The target capital ratio has been moved from 15% Total Capital Ratio (“TCR”) to 12% of CET1 Ratio , to align it with other banks main capital target. Distribution of dividends remains as before subject to the fulfillment of all the regulatory capital requirements.
Dividend payments are confirmed twice a year, in August and April, based on 1H and full year Adjusted Net Income.
V. SUSTAINABLE AND RESPONSIBLE GROWTH
BFF will go further in its sustainability commitments during its plan horizon, with a continued focus on making a positive social, environmental and stakeholder impact.
By 2026, BFF is committing to achieve a net zero carbon emissions target through low-impact office buildings and efficient technological infrastructure. C. 80% of employees is expected to work in green buildings by 2026 (vs. current 47%). A new sustainable headquarters, Casa BFF, will be inaugurated by YE24 promoting a better integration between BFF and its surrounding community, thanks to a city garden, an outdoor theatre, and an art gallery.
BFF has a strong commitment to improve its positive impact on society also leveraging on Farmafactoring Foundation activities. BFF will double its investment in the Foundation activities, based on a new long-term plan built around the concept of integrated welfare. The Foundation plan will be presented to the stakeholders in the fall of 2023.
BFF continues to aim for excellence in its governance, a key component of which is the Board of Directors’ slate selection process aimed at reinforcing the board profile in the best interest of all stakeholders.
The BFF team is strongly aligned to stakeholders through incentives promoting meritocracy, ownership, and sustainability, with short term inventive plans and long-term stock option plans covering respectively 72% and 21% of BFF employees. Sustainable performance metrics are embedded within BFF remuneration policy, promoting the reduction of gender pay-gap, the reduction of carbon emissions, and diversity.
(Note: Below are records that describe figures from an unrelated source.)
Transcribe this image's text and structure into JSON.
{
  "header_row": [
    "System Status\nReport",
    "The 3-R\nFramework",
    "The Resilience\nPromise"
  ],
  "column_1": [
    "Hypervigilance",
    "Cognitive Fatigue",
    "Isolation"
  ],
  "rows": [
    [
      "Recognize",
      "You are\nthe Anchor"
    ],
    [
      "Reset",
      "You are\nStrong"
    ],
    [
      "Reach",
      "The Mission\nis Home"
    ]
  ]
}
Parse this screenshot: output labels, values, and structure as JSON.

VI. 2026 FINANCIAL TARGETS
Together with the approval of the 2028 strategic plan, BFF announces the new medium term financial targets for the Group.
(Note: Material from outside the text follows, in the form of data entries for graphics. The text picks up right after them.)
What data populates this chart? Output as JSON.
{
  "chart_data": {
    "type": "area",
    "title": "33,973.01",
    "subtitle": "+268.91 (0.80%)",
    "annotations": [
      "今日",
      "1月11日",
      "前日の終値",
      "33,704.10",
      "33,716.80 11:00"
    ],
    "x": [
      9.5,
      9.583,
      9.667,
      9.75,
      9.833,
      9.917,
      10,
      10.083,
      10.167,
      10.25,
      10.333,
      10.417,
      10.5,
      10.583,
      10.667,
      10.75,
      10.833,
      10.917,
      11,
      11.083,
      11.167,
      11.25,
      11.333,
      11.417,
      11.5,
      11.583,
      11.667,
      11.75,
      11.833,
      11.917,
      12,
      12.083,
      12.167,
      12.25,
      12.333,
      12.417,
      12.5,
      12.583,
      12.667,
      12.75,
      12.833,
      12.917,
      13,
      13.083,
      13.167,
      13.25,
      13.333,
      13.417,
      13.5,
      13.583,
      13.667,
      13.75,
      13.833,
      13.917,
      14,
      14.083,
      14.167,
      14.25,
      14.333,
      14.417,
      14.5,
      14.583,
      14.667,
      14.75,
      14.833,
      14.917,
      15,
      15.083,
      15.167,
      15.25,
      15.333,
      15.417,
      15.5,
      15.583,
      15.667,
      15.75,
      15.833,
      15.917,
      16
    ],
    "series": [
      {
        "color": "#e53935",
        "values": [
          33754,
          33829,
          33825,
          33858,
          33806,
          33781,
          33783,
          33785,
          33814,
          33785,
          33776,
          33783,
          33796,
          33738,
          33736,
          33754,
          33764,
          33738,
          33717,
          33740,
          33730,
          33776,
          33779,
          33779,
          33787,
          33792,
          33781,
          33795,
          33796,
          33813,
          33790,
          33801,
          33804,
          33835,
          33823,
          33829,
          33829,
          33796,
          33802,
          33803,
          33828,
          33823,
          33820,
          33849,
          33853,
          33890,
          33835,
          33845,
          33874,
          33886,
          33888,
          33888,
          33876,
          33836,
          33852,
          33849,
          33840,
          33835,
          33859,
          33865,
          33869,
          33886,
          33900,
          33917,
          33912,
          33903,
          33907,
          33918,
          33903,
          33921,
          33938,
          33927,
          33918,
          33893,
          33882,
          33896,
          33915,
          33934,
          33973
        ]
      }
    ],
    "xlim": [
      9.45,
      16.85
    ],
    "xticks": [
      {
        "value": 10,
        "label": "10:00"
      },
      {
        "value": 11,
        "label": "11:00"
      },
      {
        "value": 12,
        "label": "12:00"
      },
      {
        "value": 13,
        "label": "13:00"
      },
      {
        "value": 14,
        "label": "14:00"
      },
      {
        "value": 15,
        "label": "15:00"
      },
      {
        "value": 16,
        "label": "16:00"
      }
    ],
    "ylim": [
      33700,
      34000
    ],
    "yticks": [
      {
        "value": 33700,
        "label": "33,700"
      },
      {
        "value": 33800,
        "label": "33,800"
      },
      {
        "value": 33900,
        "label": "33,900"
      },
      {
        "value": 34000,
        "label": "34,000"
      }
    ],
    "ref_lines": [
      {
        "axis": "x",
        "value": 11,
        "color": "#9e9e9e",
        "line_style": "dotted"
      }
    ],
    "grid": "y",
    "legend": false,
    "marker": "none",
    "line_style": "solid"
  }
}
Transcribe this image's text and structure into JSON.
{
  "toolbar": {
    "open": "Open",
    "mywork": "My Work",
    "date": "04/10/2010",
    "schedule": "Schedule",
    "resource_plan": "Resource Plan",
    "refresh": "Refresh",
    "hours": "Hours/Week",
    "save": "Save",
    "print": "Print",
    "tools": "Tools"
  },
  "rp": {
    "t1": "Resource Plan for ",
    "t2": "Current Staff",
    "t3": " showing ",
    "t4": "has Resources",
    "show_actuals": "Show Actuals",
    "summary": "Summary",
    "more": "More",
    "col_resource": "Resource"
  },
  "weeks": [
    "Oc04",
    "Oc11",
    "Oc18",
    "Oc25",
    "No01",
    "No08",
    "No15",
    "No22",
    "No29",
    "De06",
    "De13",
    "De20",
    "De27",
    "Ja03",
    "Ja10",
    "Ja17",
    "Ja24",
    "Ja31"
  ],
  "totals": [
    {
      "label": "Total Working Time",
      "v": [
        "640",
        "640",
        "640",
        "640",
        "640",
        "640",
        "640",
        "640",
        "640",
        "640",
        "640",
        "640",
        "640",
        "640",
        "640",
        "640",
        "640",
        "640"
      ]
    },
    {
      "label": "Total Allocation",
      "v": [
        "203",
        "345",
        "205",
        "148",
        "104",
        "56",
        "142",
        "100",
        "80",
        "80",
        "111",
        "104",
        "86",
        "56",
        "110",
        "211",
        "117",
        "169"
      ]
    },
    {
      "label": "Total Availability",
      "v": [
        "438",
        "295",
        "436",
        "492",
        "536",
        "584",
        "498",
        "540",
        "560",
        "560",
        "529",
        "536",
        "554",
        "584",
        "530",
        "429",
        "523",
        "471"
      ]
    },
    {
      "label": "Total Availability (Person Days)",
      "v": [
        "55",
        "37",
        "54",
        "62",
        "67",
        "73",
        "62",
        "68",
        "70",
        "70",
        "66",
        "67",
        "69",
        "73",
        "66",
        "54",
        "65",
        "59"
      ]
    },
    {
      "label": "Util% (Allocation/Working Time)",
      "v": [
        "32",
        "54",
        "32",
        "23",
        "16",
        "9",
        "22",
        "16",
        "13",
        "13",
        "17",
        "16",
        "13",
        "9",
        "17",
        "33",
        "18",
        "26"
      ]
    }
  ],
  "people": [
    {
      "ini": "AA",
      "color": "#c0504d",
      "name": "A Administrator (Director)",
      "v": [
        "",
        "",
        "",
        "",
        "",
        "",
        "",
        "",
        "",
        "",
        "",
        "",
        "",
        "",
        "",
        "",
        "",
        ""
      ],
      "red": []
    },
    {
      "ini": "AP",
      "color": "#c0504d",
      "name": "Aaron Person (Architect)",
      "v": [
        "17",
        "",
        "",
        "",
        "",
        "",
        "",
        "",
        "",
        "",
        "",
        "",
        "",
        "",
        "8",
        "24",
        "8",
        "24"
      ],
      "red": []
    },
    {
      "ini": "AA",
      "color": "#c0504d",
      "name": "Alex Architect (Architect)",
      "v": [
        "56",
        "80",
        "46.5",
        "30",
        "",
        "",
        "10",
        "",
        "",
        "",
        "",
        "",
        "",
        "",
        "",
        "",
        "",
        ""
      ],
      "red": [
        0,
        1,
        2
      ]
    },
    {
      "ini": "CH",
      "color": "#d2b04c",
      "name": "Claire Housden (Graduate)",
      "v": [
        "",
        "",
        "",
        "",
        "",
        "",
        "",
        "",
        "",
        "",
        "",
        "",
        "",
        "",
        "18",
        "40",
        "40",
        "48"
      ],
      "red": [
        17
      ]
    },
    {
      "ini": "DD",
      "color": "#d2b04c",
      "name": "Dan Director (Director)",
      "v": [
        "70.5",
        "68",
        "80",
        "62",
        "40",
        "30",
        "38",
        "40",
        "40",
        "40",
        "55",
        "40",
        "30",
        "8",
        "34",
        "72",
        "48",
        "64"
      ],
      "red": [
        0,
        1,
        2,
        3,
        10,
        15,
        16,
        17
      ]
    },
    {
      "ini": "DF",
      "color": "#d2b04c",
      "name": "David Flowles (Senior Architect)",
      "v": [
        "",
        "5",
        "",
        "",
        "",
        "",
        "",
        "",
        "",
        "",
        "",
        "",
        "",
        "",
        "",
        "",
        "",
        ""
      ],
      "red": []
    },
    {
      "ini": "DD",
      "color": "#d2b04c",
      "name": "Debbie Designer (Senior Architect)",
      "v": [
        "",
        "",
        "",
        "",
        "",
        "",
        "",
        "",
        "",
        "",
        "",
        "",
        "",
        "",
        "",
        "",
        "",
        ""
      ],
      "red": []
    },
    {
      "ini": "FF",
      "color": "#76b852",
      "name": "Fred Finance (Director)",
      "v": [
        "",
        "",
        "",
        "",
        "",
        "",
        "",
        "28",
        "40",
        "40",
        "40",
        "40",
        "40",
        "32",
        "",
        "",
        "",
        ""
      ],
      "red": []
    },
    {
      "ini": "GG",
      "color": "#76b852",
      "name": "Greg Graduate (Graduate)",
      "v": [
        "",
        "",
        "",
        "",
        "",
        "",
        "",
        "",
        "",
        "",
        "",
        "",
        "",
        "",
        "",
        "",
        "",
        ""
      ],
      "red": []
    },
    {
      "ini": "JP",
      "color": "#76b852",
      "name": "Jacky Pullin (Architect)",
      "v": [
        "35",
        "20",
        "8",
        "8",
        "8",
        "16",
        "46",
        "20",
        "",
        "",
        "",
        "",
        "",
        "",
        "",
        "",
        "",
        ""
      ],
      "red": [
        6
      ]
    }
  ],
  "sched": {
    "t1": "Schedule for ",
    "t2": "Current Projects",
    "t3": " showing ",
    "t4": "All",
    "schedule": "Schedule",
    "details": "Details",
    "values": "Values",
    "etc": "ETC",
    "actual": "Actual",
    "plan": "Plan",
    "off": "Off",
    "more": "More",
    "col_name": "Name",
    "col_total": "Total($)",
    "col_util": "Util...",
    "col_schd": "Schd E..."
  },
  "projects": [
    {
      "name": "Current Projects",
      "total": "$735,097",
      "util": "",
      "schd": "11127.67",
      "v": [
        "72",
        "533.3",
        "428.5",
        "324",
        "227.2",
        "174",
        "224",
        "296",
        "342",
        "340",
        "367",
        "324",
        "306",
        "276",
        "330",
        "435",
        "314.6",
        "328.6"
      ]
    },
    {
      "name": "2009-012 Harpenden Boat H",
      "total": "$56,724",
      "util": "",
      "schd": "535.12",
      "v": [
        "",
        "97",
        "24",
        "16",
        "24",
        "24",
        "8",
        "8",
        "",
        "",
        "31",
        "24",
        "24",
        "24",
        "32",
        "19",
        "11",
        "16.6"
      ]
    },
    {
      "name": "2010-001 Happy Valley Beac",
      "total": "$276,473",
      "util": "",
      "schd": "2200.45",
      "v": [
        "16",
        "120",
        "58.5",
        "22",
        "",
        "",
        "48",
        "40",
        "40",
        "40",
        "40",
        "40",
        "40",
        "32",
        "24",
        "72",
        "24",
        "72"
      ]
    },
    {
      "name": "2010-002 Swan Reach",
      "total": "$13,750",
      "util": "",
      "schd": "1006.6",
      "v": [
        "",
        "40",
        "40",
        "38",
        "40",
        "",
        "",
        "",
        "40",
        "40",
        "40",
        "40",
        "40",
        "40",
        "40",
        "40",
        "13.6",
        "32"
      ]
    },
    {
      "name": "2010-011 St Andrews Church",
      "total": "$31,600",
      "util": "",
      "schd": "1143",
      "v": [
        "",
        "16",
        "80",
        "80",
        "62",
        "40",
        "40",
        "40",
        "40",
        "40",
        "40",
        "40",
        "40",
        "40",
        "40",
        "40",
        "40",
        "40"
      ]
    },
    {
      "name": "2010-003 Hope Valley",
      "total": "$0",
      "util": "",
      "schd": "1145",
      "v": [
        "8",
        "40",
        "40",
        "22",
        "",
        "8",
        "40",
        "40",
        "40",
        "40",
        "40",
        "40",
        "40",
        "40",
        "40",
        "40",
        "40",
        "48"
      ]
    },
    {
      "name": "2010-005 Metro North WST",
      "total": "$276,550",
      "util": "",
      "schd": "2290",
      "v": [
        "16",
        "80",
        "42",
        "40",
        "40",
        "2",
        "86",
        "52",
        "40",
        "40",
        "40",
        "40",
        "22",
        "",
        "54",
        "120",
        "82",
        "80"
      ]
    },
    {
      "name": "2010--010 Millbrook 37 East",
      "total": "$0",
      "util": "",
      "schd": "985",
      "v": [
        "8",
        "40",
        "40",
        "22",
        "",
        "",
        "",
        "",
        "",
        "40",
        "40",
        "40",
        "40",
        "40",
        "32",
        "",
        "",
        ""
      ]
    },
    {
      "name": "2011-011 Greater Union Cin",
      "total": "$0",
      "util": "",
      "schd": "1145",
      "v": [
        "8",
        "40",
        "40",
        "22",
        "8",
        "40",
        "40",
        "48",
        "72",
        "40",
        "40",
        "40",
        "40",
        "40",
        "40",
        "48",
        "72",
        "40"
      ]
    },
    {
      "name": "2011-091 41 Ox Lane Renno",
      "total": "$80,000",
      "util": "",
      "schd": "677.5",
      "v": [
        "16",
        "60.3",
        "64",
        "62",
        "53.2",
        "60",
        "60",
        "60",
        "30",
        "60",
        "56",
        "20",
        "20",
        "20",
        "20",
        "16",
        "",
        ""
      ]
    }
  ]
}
While building our 2028 strategy on the development of our market leading core businesses, the investment in our operating infrastructure, the optimization of our funding structure and capital, maintaining our historical low risk profile, the engagement of our people and sustainability commitments as a core asset, BFF aims to deliver by 2026:
A best-in-class Cost/Income below 40%,
A strong growth in Adjusted Net Profit to a €255-265m range,
Earnings Per Share range: €1.37-1.43 (€1.34-1.39 fully diluted),
Cumulated dividends (FY23-26): over €720m, i.e. c. 40% of its market capitalization,
CET1 Ratio: 12% or higher,
A market leading Return on Tangible Equity : >50%.
 Second level bank, i.e. a bank offering services to other banks.
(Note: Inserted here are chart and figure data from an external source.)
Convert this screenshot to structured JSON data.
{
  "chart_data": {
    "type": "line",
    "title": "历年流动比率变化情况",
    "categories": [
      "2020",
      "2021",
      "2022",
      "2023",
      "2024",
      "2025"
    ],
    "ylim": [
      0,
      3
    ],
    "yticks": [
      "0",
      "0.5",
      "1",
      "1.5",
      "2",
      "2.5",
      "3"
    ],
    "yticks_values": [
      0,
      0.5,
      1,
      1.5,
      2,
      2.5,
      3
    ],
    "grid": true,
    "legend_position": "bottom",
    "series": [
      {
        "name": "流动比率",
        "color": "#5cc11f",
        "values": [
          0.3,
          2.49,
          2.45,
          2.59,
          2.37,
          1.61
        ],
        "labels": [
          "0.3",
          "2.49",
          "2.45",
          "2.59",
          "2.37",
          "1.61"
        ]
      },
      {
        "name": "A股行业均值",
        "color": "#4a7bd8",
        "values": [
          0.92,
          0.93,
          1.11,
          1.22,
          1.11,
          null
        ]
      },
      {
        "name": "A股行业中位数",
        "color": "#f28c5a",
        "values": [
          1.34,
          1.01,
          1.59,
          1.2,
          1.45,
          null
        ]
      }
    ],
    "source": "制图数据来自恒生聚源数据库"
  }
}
 Net income reported less extraordinary expenses and less stock option costs accounted through P&L.
 Based on maximum dilution related to all outstanding stock-option plans.
 Including scope 1 and 2 emissions.
 LEED, or Leadership in Energy and Environmental Design, is a rating system developed by the U.S. Green Building Council to evaluate the environmental performance of a building.
 Market data updated from Factset as of 23rd June 2023.
 Days Sales Outstanding.
 According to Late Payment Directive (europa.eu) n° 2011/7/EU (LPD) invoices overdue by Public Administration accrue penalty of 8% + Central Bank refinancing rate (Late Payment Interest or “LPI”), plus compensation for recovery costs rights (“RR”).
 First pillar retirement funds for liberal professions
 Calculated excluding Arca in FY22.
 HTC: Held to Collect.
 Refinancing operations related to Italian government portfolio.
 Exposures are currently classified NPLs by regulation despite BFF being legally entitled to receive 100% of the capital and LPIs at the end of the process.
 In addition to TCR >15%, as long as requested by the ECB.
 Including scope 1 and 2 emissions.
 RoTE: Adj. Net Profit/(Year end Equity book value – Reported Net Income + Interim dividend - AT1 – Year End Intangibles).